137 A. 339 | Md. | 1927
The appellee, Warren Lee Luttrell, brought an action at law for malicious prosecution against the appellant, John E. Stansbury, and his co-defendants, H. Melvin Bull and Lester L. Stevens, for having falsely and maliciously charged, before a justice of the peace, the appellee with larceny of *556 three trees, and having procured the issuance of a warrant and the arrest of the appellee until he was released on bail, and thereafter his indictment for such crime, with the result that the appellee was acquitted. The outcome of this action was a judgment against the appellant, after the jury had been instructed that his co-defendants were not liable. On this appeal the single exception is to the rulings of the trial court on the prayers; and it is our judgment the only question requiring consideration is the rejected prayer to the effect that the evidence was legally insufficient to establish that the appellant had acted in the prosecution without probable and reasonable cause.

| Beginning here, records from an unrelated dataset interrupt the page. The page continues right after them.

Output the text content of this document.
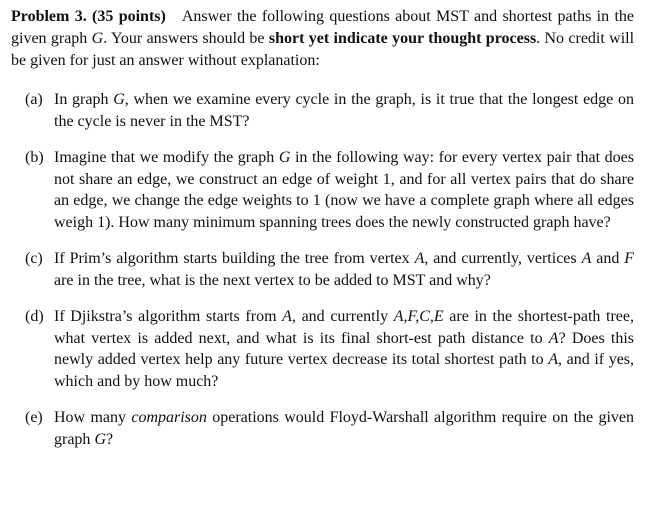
Problem 3. (35 points) Answer the following questions about MST and shortest paths in the given graph G. Your answers should be short yet indicate your thought process. No credit will be given for just an answer without explanation:

(a) In graph G, when we examine every cycle in the graph, is it true that the longest edge on the cycle is never in the MST?
(b) Imagine that we modify the graph G in the following way: for every vertex pair that does not share an edge, we construct an edge of weight 1, and for all vertex pairs that do share an edge, we change the edge weights to 1 (now we have a complete graph where all edges weigh 1). How many minimum spanning trees does the newly constructed graph have?
(c) If Prim’s algorithm starts building the tree from vertex A, and currently, vertices A and F are in the tree, what is the next vertex to be added to MST and why?
(d) If Djikstra’s algorithm starts from A, and currently A,F,C,E are in the shortest-path tree, what vertex is added next, and what is its final short-est path distance to A? Does this newly added vertex help any future vertex decrease its total shortest path to A, and if yes, which and by how much?
(e) How many comparison operations would Floyd-Warshall algorithm require on the given graph G?
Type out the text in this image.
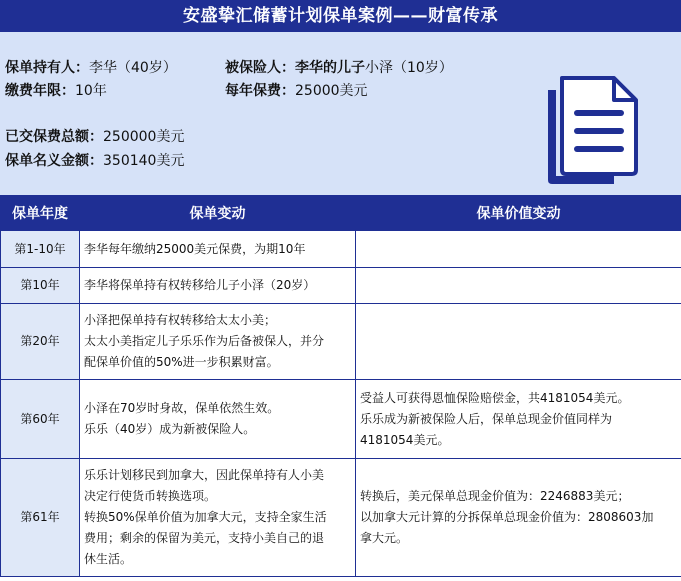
安盛挚汇储蓄计划保单案例——财富传承
保单持有人：李华（40岁）	被保险人：李华的儿子小泽（10岁）
缴费年限：10年	每年保费：25000美元
已交保费总额：250000美元
保单名义金额：350140美元
保单年度	保单变动	保单价值变动
第1-10年	李华每年缴纳25000美元保费，为期10年	

第10年	李华将保单持有权转移给儿子小泽（20岁）	

第20年	小泽把保单持有权转移给太太小美；
太太小美指定儿子乐乐作为后备被保人，并分
配保单价值的50%进一步积累财富。	

第60年	小泽在70岁时身故，保单依然生效。
乐乐（40岁）成为新被保险人。	受益人可获得恩恤保险赔偿金，共4181054美元。
乐乐成为新被保险人后，保单总现金价值同样为
4181054美元。

第61年	乐乐计划移民到加拿大，因此保单持有人小美
决定行使货币转换选项。
转换50%保单价值为加拿大元，支持全家生活
费用；剩余的保留为美元，支持小美自己的退
休生活。	转换后，美元保单总现金价值为：2246883美元；
以加拿大元计算的分拆保单总现金价值为：2808603加
拿大元。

If there be probable and reasonable cause for the criminal prosecution at the time it was begun or participated in by the prosecutor, then an action for malicious prosecution will not lie, although the prosecutor may have been actuated by malice (a), the accused may have been actually innocent (b), or acquitted after trial (c). As probable cause is such reasonable ground of suspicion, supported by circumstances sufficiently strong in themselves, as to warrant a cautious man in believing the party accused to be guilty, it follows that if the facts and circumstances known to the appellant at the time he began or participated in the prosecution were so convincing as of themselves to afford a cautious man reasonable ground to believe that the appellee was guilty of the crime charged, then the prosecutor would not be liable for procuring or assisting in the prosecution of the accused for such crime (d). Hence, the real motive of the prosecutor, the actual innocence of the party charged, or his acquittal, becomes immaterial, if the accused be not able to meet the burden (e) of establishing by competent evidence the absence of probable cause in his prosecution. The legal sufficiency of the facts and circumstances relied upon to constitute probable and reasonable cause is a question of law. If such facts and circumstances exist and are proven, without conflict or contradiction, by competent evidence, the question is one of law for the court, but if these facts and circumstances are *557
improbable or are the subject of denial or controversy, their existence and truth are questions for determination by the jury, and then probable cause is said to be a mixed question of law and of fact (f). These are familiar principles which find many exemplifications in the decisions. (a) Goldstein v. Rau,
For the purpose of determining whether, on the whole evidence, there was no legally sufficient testimony of the absence of probable cause, the court will assume the truth of all the facts tending to support the plaintiff's case and consider such facts in connection with "such other facts appearing in the record which have been proved and not contradicted or denied by the plaintiff." Chapman v. Nash,
A large tract of land called "Pleasant Plains Farms" was owned in common by the Ellsworth Apartments, Inc., and the J.E. Stansbury Company, Inc., which had reserved practically all of the land fronting on the waters of the Chesapeake Bay and its tributaries for development and sale as building sites, and had rented the remainder for agricultural and dairying purposes to Harry W. Elliott, who had sublet the premises to one George T. Shelton. The lessee was bound by the lease to surrender the premises at the end of the term in as good order as at its beginning, and not to make any repairs other than those which, during the term, the lessors had first agreed could be made. These stipulations bound the sub-lessee, who, notwithstanding their inhibition and without the prior consent of the lessors, requested the appellee, who operated a saw mill which was located on a public road at a point less than half a mile from where the highway entered the mentioned tract, to cut and haul oak, chestnut and poplar timber from the land, saying that he needed the chestnut boards for hotbeds, the poplar for building purposes, and the oak for stable bottoms. Despite the appellee's knowledge that the sub-lessee Shelton was a tenant, the appellee went with two of his men to the farm and inquired where the timber was to be felled, and the tenant Shelton directed him to cut the growing timber back of the peach orchard. When the appellee asked the tenant to accompany him to the place of the cutting, the tenant did not comply with this request, saying that he was in a hurry to go to *559 Annapolis, and the appellee thereupon instructed his men, one of whom was familiar with the ground, to go to the place indicated and to do the cutting. The men, and some other fellow servants who later joined them in their labor by command of the appellee, felled the trees and cut all, except one oak which proved to be not sound, into logs of twelve, fourteen, and sixteen feet, which were lengths suitable for sawing for building purposes, and then hauled all except the unsound oak tree to the mill, where all but one log were sawed into boards which were divided equally between Shelton and the appellee. The men worked at cutting two days and cut down two red oaks, one pin oak and three or four poplars, which had all stood on the portion of the tract that was not included in the lease.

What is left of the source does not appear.